Photo credit: Naho Kubota

Photo credit: Naho Kubota

The newest incarnation of the generically-titled Museum includes “personal ephemera from Al Goldstein, the rocks and tools from Tom Sach’s Mars expedition, objects made for prisoners or by prisoners in US prisons, fake vomit from around the world, tip jars collected by Jim Walrod, surf and turf potato chips, and more.” The strange assemblage of objects from around the world are displayed along a Lower Manhattan alley, inside an abandoned freight elevator. “For us, Museum was about creating an institution that celebrates the extraordinariness of the seemingly ordinary,” co-founder Alex Kalman related in a new interview with Collectors Weekly.

Filip Noterdaeme is the director of the mobile Homeless Museum of Art, which basically consists of a lemonade stand-style booth and a small collection of objects. A stuffed coyote named Florence, who also acts as Director of Public Relations, guards the tiny operation. Noterdaeme wants to make it clear that HoMU is not an anthropological museum about the homeless. Instead, he sees it as “a legitimate cultural institution to articulate a dual critique of the cultural institution as enterprise and the cult of the artist as shaman,” which is “inspired by the artist’s increasing identification with the homeless as individuals who have fallen through the cracks of a very loosely knit, Darwinian society.”

Photo credit: Muu-karhu

French avant-garde composer Erik Satie spent the majority of his final years holed up in a one-room apartment where he never received visitors. After Satie’s death, it became home to what was once described as a “cupboard” museum. The Musée-Placard d’Erik Satie housed various personal objects, paintings, and manuscripts by the artist — who owned two pianos (he balanced one on top of the other), hundreds of umbrellas, and an original Man Ray sculpture. Sadly, the museum closed in 2008, but the eccentric hole in the wall is still talked about by travelers the world over.

Welcome to the Ethno Museum in the village of Džepčište in Macedonia. Capacity: one. Collector Simeon Zlatev-Mone offers 1,150 objects for your viewing pleasure — most of them centered on local history, with some artifacts dating back 8,000 years. Next time you find yourself in the Šar Mountains region, pop over and pay Zlatev-Mone a visit. He’s probably dying for a little company since the village is home to only 4,200 inhabitants.

Edgar’s Closet in Tuscaloosa, Alabama promises what it advertises: a walk-in closet-cum-museum dedicated to the one true goth, Edgar Allan Poe. Located inside room 208 at the University Place School, the 22-square-foot exhibition space features over 1,000 Poe-tastical objects. It receives outside visitors, but it’s a favorite attraction for the school’s students. In 2011, a nasty tornado swept through the area putting Edgar’s Closet out of commission. Head to their official website to find out how you can help resurrect the small space, recognized by the World’s Record Association for its petite stature.

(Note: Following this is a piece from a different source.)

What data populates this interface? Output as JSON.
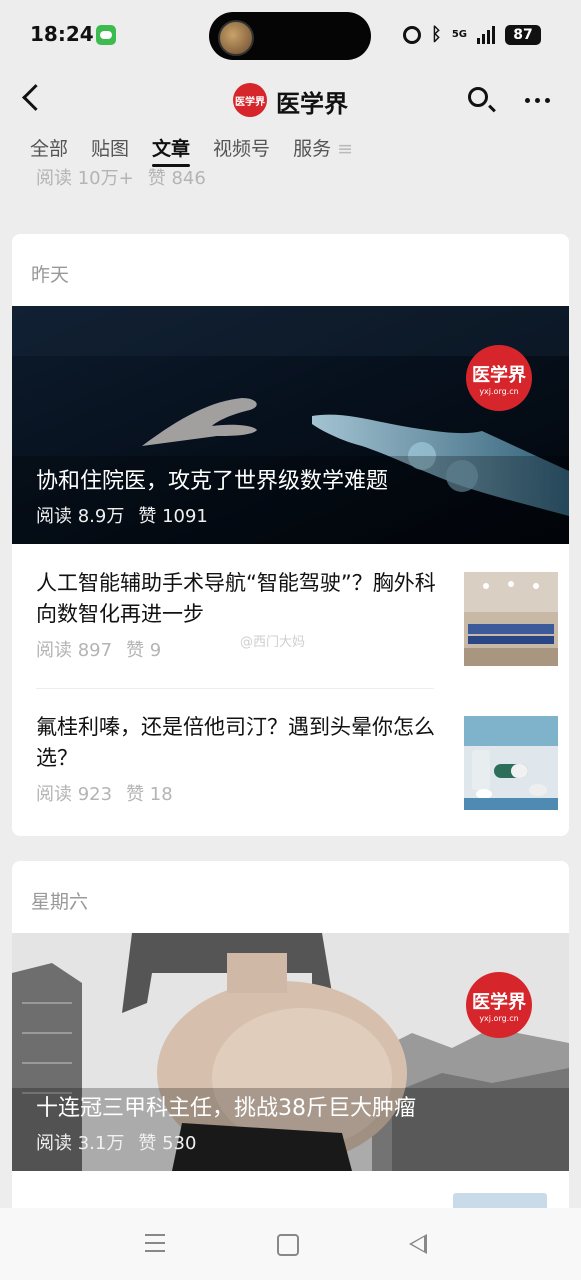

Mylumi is the maker of the Zeitgeist Clock, which claims to be the smallest art house in the world. The minuscule “museum” contains limited edition, small-scale artworks that flip to change every minute. There are over 1,440 combinations and nearly 100 artworks in some models. The emphasis seems to be on design and typography, and prices wildly vary (up to $1,000 for some models).

There’s a miniature Ramones museum located in a seaside suburb of Dublin, inside… a Mexican restaurant. Lifelong devotee and owner Colin Ring started it as a way to get his collection out of the house and in front of the adoring eyes of fellow fans. He describes it as “exactly the kind of restaurant [he’d] visit if [he] didn’t own [the] restaurant” and believes “Sheena is a Punk Rocker” changed his life. We clearly need tickets to Dublin.

Gallery One2fifty is the most meta art space you’re likely to stumble across. Frustrated that his large-scale photographs (generally nine feet long) were losing their wow factor when displayed online, artist David Anthony Hall decided to make his own gallery. He created a 1:50-scale space, stuck a tiny version of his photos in it, and placed one-inch tall figures around his 3-D model. This gave viewers a better sense of the scale of his work. You can visit Gallery One2fifty over here.

Contemporary gallery Microdot in Belfast is a “uniquely challenging” art space, stretching a mere 55 square feet. Visitors can view the display the same way they would window-shop: through glass, from the outside. Microdot’s owners call it a concept space and welcome experimental work. Their first exhibition consisted of a single piece by Lusky.

The World’s Largest Collection of the World’s Smallest Versions of the World’s Largest Things is a traveling roadside attraction and museum. Artist Erika Nelson displays the collection inside a converted bus. There, she boasts miniature replicas of everything from massive balls of twine, to gigantic animals, and more. Nelson believes her humble, mobile collection helps increase tourism, and marketing and economic development in various cities.